06 November 2020 | News

CRISPR/Cas9 is a revolutionary genomic engineering strategy in treating inherited hematopoietic disorders

Image credit- shutterstock.com

Image credit- shutterstock.com

In research endeavors to find a cure for many diseases, CRISPR/Cas9 has becoming a precise tool to modify the DNA in microorganisms, plants, animals and human. It also inspiration to the work of the French and American scientists, Professor Emmanuelle Charpentier and Jennifer A. Doudna, winners of 2020 Nobel Prize in Chemistry.

Normal adult hemoglobin (HbA) is composed of a tetramer of two α-globulins and two β-globulin subunits (α2β2). It is a main component in red blood cells (RBCs) to support gaseous exchange throughout the body. Mutation in the β-globulin gene (HBB) gene, however resulting in inherited disease such as Sickle cell disease and Beta-Thalassemia that are characterized by structural changes or decreased production of β-globulin. The management of the diseases is usually symptomatic, such as medications and blood transfusions. Up-do-date, bone marrow transplantation is the only known cure. Yet, it comes with unknown consequences such as graft rejection and surgical complications that heightened the mortality rates.

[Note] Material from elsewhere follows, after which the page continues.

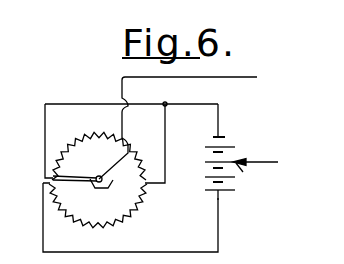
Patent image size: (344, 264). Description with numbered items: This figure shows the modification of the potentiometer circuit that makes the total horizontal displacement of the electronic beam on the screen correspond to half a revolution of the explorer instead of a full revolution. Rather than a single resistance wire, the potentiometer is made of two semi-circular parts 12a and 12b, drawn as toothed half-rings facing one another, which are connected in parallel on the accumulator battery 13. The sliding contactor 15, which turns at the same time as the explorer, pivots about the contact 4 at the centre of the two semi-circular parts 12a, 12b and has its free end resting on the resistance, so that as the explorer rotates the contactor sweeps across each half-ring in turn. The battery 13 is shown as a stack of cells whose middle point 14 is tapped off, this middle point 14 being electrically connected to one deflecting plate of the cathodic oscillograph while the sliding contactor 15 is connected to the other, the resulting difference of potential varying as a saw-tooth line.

To conquer the barrier, Ministry of Science and Technology (MOST) of Taiwan has brought together various international institutions, including Taipei Veterans General Hospital (TVGH), National Yang-Ming University (NYMU), and the University of California, Los Angeles (UCLA) as a team. The team has set goals to combine both the CRISPR/Cas9 and self-assembled supramolecular nanoparticles (SMNPs) technology for finding a safe and universal treatment plan for the aforementioned diseases.

According to their results, a functional HBB gene has been knocked into the human blood cells, mediated by CRISPR/Cas9 and SMNPs via Ad-grafted silicon nanowire substrates (Ad-SiNWS). At the present stage, the team has successfully delivered the RNP-SMNPs complex into an in vitro model and the results were published in Science Advance on October 23 this year, marks the first milestone of this particular research.

The achievement also verifies multiple proofs-of-concept and technological breakthroughs in medical research, including: i) The combined strategy of two nanotechnologies serves as an effective delivery platform that can co-deliver Cas9•sgRNA and dDNA into blood cells; ii) The use of non-viral vectors to prove that the CRISPR/Cas9 technology can be efficiently used to edit long DNA sequences. The above results also have been filled for a medical patent, in the hope to bring benefits to both national and international communities.

Furthermore, the research team, led by Professor Chiou has previously applied the SMNPs encapsulated CRISPR/Cas9 strategy into the in vitro and in vivo disease model for treatment with X-linked Retinoschisis (XLRS) syndrome. The published data have showed promising results in improving the gene-editing efficiency (Advanced Science 2020 April).

This achievement creates a new platform in precise gene-editing, also a new therapeutic direction for the inherited retinal or hematopoietic-related diseases. Together with the international efforts and collaborations, Taiwan plans to accelerate the pace of the gene-editing and nanoparticles technologies into the clinical settings.